Another welcome push for more broadband spectrum

19 February 2016 by Steve Blum

The text of a bill to free up more spectrum for broadband purposes has finally been published. It’s called the “Mobile Now” bill and one of its main objectives is prod the federal bureaucracy into transferring frequencies that have been reserved for government agencies – in some cases since the dawn of time – to broadband companies and, potentially, for use as unlicensed spectrum. It also targets non-federal spectrum that’s under used now.

The bill sets a deadline of 2020 to make “a total of at least 255 megahertz of Federal and non-Federal spectrum below the frequency of 6000 megahertz for mobile and fixed wireless broadband use”, with an eventual goal of 500 MHz.

Which is nice, except that’s already the deadline set by president Obama in 2010 for converting the entire 500 MHz. But any added push to get the wheels of the federal bureaucracy turning is welcome. Ten years to move federal users to different frequencies is regarded as horribly short by some agencies.
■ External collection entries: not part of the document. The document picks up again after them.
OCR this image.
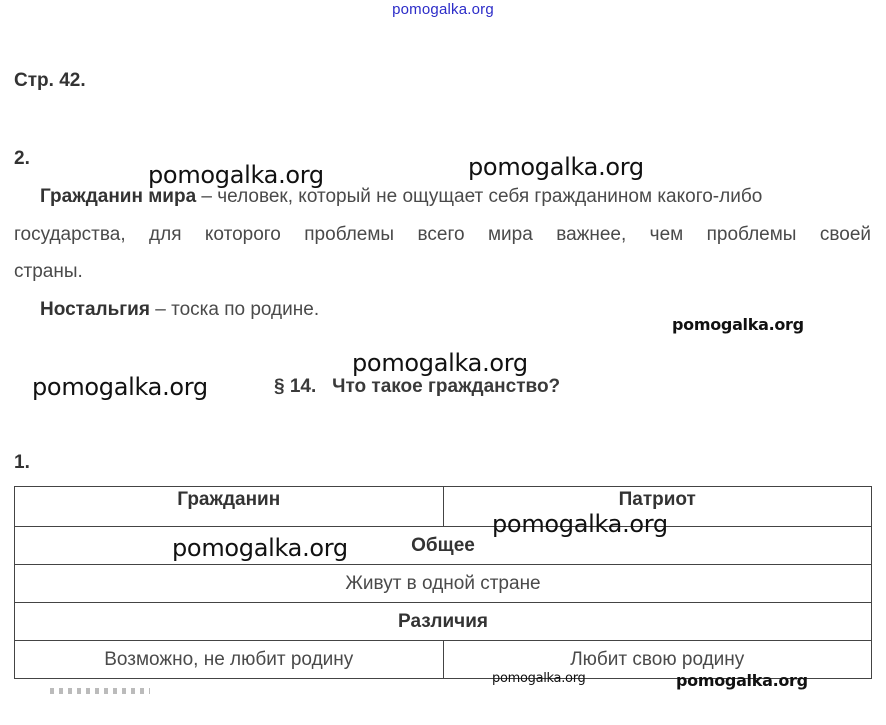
pomogalka.org
Стр. 42.
2.
Гражданин мира – человек, который не ощущает себя гражданином какого-либо
государства, для которого проблемы всего мира важнее, чем проблемы своей
страны.
Ностальгия – тоска по родине.
§ 14. Что такое гражданство?
1.
Гражданин	Патриот
Общее	
Живут в одной стране	
Различия	
Возможно, не любит родину	Любит свою родину
pomogalka.org	pomogalka.org
pomogalka.org
pomogalka.org
pomogalka.org
pomogalka.org
pomogalka.org
pomogalka.org	pomogalka.org
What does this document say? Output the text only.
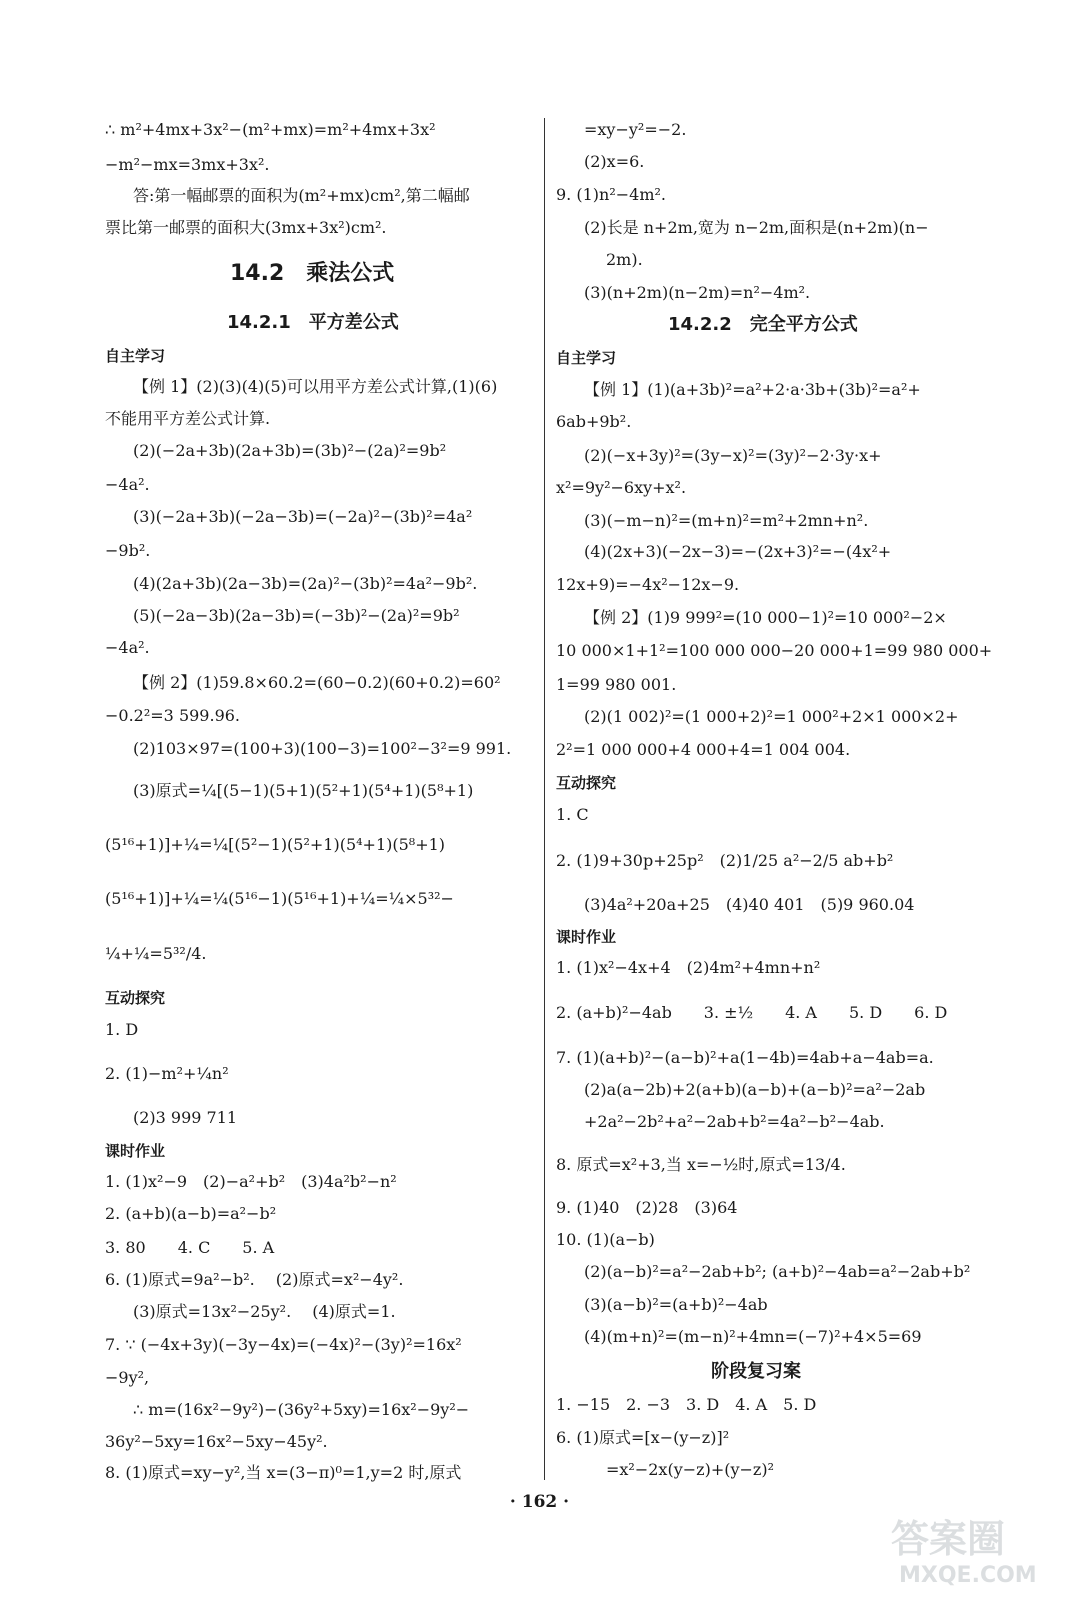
∴ m²+4mx+3x²−(m²+mx)=m²+4mx+3x²
−m²−mx=3mx+3x².
答:第一幅邮票的面积为(m²+mx)cm²,第二幅邮
票比第一邮票的面积大(3mx+3x²)cm².
14.2　乘法公式
14.2.1　平方差公式
自主学习
【例 1】(2)(3)(4)(5)可以用平方差公式计算,(1)(6)
不能用平方差公式计算.
(2)(−2a+3b)(2a+3b)=(3b)²−(2a)²=9b²
−4a².
(3)(−2a+3b)(−2a−3b)=(−2a)²−(3b)²=4a²
−9b².
(4)(2a+3b)(2a−3b)=(2a)²−(3b)²=4a²−9b².
(5)(−2a−3b)(2a−3b)=(−3b)²−(2a)²=9b²
−4a².
【例 2】(1)59.8×60.2=(60−0.2)(60+0.2)=60²
−0.2²=3 599.96.
(2)103×97=(100+3)(100−3)=100²−3²=9 991.
(3)原式=¼[(5−1)(5+1)(5²+1)(5⁴+1)(5⁸+1)
(5¹⁶+1)]+¼=¼[(5²−1)(5²+1)(5⁴+1)(5⁸+1)
(5¹⁶+1)]+¼=¼(5¹⁶−1)(5¹⁶+1)+¼=¼×5³²−
¼+¼=5³²/4.
互动探究
1. D
2. (1)−m²+¼n²
(2)3 999 711
课时作业
1. (1)x²−9　(2)−a²+b²　(3)4a²b²−n²
2. (a+b)(a−b)=a²−b²
3. 80　　4. C　　5. A
6. (1)原式=9a²−b².　 (2)原式=x²−4y².
(3)原式=13x²−25y².　 (4)原式=1.
7. ∵ (−4x+3y)(−3y−4x)=(−4x)²−(3y)²=16x²
−9y²,
∴ m=(16x²−9y²)−(36y²+5xy)=16x²−9y²−
36y²−5xy=16x²−5xy−45y².
8. (1)原式=xy−y²,当 x=(3−π)⁰=1,y=2 时,原式
=xy−y²=−2.
(2)x=6.
9. (1)n²−4m².
(2)长是 n+2m,宽为 n−2m,面积是(n+2m)(n−
2m).
(3)(n+2m)(n−2m)=n²−4m².
14.2.2　完全平方公式
自主学习
【例 1】(1)(a+3b)²=a²+2·a·3b+(3b)²=a²+
6ab+9b².
(2)(−x+3y)²=(3y−x)²=(3y)²−2·3y·x+
x²=9y²−6xy+x².
(3)(−m−n)²=(m+n)²=m²+2mn+n².
(4)(2x+3)(−2x−3)=−(2x+3)²=−(4x²+
12x+9)=−4x²−12x−9.
【例 2】(1)9 999²=(10 000−1)²=10 000²−2×
10 000×1+1²=100 000 000−20 000+1=99 980 000+
1=99 980 001.
(2)(1 002)²=(1 000+2)²=1 000²+2×1 000×2+
2²=1 000 000+4 000+4=1 004 004.
互动探究
1. C
2. (1)9+30p+25p²　(2)1/25 a²−2/5 ab+b²
(3)4a²+20a+25　(4)40 401　(5)9 960.04
课时作业
1. (1)x²−4x+4　(2)4m²+4mn+n²
2. (a+b)²−4ab　　3. ±½　　4. A　　5. D　　6. D
7. (1)(a+b)²−(a−b)²+a(1−4b)=4ab+a−4ab=a.
(2)a(a−2b)+2(a+b)(a−b)+(a−b)²=a²−2ab
+2a²−2b²+a²−2ab+b²=4a²−b²−4ab.
8. 原式=x²+3,当 x=−½时,原式=13/4.
9. (1)40　(2)28　(3)64
10. (1)(a−b)
(2)(a−b)²=a²−2ab+b²; (a+b)²−4ab=a²−2ab+b²
(3)(a−b)²=(a+b)²−4ab
(4)(m+n)²=(m−n)²+4mn=(−7)²+4×5=69
阶段复习案
1. −15　2. −3　3. D　4. A　5. D
6. (1)原式=[x−(y−z)]²
=x²−2x(y−z)+(y−z)²
· 162 ·
答案圈
MXQE.COM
Another provision would “permit unlicensed services where feasible to use any frequencies that are designated as guard bands to protect frequencies allocated after the date of enactment of this Act by competitive bidding…including spectrum that acts as a duplex gap between transmit and receive frequencies”. In order to ensure there’s no “harmful interference”, it’s not likely to mean a complete free for all in guard bands, but rather something more like the current open coordination methods used to access television white space.

The proposal has bipartisan support, and more or less tracks with existing administration initiatives, so the chances of it passing this year are better than most bills.